Ripening Woodland Native Seeds

Related Post: Ripening Nodding Trillium Seeds

Jack in the Pulpit (Arisaema triphyllum) was one of the few woodland natives that was present in our yard before we started our yard restoration. One reason is that they are not browsed by deer or rabbits and readily propagate from seed.

We have had very good success in adding more Jack in the Pulpits to our yard by collecting the seeds when the outer pulp turns red.

Inside each of the red fleshy pulp capsules are several seeds. According to William Cullina in his book Growing and Propagating Wildflowers, the pulp needs to be washed off because it contains germination inhibitors. It also has a skin irritant so wearing gloves is recommended when removing the pulp.

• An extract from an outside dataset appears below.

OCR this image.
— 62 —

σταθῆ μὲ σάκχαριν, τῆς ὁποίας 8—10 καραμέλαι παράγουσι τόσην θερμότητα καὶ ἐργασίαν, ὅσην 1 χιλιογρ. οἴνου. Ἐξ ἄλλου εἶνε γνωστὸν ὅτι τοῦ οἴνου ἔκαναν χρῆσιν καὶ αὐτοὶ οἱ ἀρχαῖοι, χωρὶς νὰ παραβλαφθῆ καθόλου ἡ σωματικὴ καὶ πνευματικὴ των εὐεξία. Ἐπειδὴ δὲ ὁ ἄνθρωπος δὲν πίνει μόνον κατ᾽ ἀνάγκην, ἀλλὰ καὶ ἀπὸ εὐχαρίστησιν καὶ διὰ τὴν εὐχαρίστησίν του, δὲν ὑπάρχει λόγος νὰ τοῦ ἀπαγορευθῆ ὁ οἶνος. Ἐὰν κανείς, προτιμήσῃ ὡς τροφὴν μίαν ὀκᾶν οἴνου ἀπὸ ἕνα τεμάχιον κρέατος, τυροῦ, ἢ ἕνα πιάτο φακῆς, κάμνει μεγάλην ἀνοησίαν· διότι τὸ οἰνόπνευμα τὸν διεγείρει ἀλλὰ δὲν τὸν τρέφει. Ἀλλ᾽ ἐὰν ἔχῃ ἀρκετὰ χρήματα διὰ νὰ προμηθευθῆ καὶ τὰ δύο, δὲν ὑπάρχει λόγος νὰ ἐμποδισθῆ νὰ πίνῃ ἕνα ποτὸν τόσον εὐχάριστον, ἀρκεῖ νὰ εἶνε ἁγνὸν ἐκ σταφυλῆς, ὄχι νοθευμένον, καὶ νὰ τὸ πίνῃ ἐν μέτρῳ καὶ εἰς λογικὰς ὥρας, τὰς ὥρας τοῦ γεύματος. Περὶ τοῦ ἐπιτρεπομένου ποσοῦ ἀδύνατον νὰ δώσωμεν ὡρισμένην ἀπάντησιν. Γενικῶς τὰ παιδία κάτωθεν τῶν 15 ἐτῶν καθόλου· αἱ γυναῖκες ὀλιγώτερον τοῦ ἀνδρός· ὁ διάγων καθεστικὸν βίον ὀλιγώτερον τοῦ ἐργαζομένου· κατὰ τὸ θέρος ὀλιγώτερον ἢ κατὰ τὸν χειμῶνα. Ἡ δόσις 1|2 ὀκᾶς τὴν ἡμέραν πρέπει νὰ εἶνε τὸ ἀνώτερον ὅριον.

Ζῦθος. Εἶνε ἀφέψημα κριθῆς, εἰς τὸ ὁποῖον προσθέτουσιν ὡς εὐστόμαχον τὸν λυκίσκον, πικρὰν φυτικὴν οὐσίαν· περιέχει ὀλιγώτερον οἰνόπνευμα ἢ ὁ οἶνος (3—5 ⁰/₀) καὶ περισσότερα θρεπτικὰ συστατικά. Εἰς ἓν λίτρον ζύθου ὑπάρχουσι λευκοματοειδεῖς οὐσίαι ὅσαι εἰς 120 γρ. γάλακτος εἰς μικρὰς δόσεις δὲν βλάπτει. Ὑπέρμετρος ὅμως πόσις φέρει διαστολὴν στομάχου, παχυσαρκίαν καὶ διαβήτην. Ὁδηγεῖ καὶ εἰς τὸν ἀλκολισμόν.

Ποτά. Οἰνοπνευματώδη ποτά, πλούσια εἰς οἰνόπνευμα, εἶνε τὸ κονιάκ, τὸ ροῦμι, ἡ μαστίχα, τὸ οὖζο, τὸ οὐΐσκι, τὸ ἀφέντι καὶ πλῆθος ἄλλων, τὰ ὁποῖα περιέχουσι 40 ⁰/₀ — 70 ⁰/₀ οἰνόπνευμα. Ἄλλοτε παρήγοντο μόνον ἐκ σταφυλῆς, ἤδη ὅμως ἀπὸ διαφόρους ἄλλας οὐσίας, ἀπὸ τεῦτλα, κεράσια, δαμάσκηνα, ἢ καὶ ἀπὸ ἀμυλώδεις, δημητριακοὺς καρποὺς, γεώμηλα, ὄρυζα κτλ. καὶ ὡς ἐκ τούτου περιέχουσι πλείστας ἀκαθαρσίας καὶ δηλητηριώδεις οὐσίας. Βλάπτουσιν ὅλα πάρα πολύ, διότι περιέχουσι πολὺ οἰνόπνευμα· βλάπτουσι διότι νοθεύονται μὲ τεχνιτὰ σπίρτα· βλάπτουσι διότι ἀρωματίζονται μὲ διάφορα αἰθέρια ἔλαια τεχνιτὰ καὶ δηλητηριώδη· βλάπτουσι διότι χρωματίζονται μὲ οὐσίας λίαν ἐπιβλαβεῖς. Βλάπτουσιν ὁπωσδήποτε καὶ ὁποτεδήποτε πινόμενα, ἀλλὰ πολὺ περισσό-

After we clean the seed, we plant it throughout the yard in 3 inch deep holes (a couple of seeds per hole). I will plant these in a triangular pattern or 3 holes about 1 foot apart.

This makes it easier to identify the first leaves emerging the following year which don't look anything like the true leaves. I then know not to weed these out when I see the triangular pattern.

We have several seedlings of various ages now in our yard after planting seeds for the last 3 years. The older ones should start flowering soon.

The other woodland native that has ripening white seeds that look like berries is the White Baneberry (Actaea pachypoda). A related species also native to our area is the Red Baneberry (Actaea rubra) but its red seeds ripen a little earlier than the White Baneberry.

This is another easy native to grow from seed. Like the Jack in the Pulpit, the fleshy pulp also needs to be removed.

It is also important to sow these seeds right away so they don't dry out (William Cullina, Growing and Propagating Wildflowers).

My success rate with these has been really high. They are easier to recognize the following spring too because they form their true leaves in the first season.